Evaluating Resources

When evaluating sources consider:

Authority: Who is the author and publisher? What are their credentials?

Purpose: What is the intent of the author, editor, or publisher? Sometimes the introduction, preface, or back cover give hints at this!

Objectivity: What is the bias? How objective or subjective is the work? 

Accuracy: How credible is this source? Corroborate the information or arguments of the resource with other sources.

Currency: When was the work published? Is it relevant?

Scholarly vs. Popular 

Scholarly

Scholarly sources are written by researchers and scholars and are meant to support in-depth research. Often a scholarly source includes technical or formal language with references and suggested readings.

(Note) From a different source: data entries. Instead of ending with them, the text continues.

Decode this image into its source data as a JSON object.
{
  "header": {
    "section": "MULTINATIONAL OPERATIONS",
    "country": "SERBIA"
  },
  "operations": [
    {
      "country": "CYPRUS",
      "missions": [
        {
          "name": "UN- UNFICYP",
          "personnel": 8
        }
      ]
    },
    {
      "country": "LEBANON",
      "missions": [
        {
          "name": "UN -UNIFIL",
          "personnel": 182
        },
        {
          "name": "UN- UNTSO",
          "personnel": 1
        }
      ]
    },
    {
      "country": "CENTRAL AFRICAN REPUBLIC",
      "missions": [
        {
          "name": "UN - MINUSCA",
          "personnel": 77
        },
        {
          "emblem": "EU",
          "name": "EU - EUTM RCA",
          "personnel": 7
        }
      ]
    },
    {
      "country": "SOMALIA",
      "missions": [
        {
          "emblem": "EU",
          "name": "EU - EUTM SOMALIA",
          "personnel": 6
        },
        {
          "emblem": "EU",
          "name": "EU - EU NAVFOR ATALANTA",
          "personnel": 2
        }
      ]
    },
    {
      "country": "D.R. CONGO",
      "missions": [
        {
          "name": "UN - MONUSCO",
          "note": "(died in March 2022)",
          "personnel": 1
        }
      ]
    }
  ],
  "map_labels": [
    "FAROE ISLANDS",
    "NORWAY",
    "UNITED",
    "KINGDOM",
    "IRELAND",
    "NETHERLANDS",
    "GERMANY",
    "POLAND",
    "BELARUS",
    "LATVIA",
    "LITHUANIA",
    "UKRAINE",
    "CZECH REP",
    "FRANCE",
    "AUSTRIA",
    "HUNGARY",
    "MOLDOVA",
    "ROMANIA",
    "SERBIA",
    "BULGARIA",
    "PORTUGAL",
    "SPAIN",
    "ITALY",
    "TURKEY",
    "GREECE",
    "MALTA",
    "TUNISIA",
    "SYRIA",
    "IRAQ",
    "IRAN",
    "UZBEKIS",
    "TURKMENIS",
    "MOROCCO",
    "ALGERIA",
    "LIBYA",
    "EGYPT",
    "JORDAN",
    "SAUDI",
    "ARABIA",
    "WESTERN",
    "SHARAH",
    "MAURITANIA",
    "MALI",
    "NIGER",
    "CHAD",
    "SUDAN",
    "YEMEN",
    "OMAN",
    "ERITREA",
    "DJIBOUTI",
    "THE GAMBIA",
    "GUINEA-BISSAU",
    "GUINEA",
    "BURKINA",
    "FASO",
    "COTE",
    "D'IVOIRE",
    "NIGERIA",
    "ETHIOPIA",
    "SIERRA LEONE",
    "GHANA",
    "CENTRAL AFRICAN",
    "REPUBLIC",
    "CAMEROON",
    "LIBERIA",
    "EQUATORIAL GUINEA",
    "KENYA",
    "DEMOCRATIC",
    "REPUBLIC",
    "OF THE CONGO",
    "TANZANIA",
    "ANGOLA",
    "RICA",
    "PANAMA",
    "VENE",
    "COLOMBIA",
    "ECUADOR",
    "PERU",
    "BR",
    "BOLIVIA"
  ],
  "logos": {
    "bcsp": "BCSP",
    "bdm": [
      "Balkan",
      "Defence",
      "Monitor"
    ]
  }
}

Example: a peer-reviewed journal article found on EBSCO or JSTOR

Popular

Popular sources are written by freelance writers or staff writers for a wide general audience in order to entertain, inform, or persuade.

Example: a news article, a Buzzfeed article

Peer-Reviewed and Academic Journals

What is peer-review?

A board of subject experts will review and evaluate journal articles before they are accepted for publication. A journal article can be a scholarly article and also not peer-reviewed.

Looking for peer-reviewed articles?

To ensure your results are going to be peer-reviewed, select peer-reviewed when using EBSCOhostJSTOR, or the library catalogue.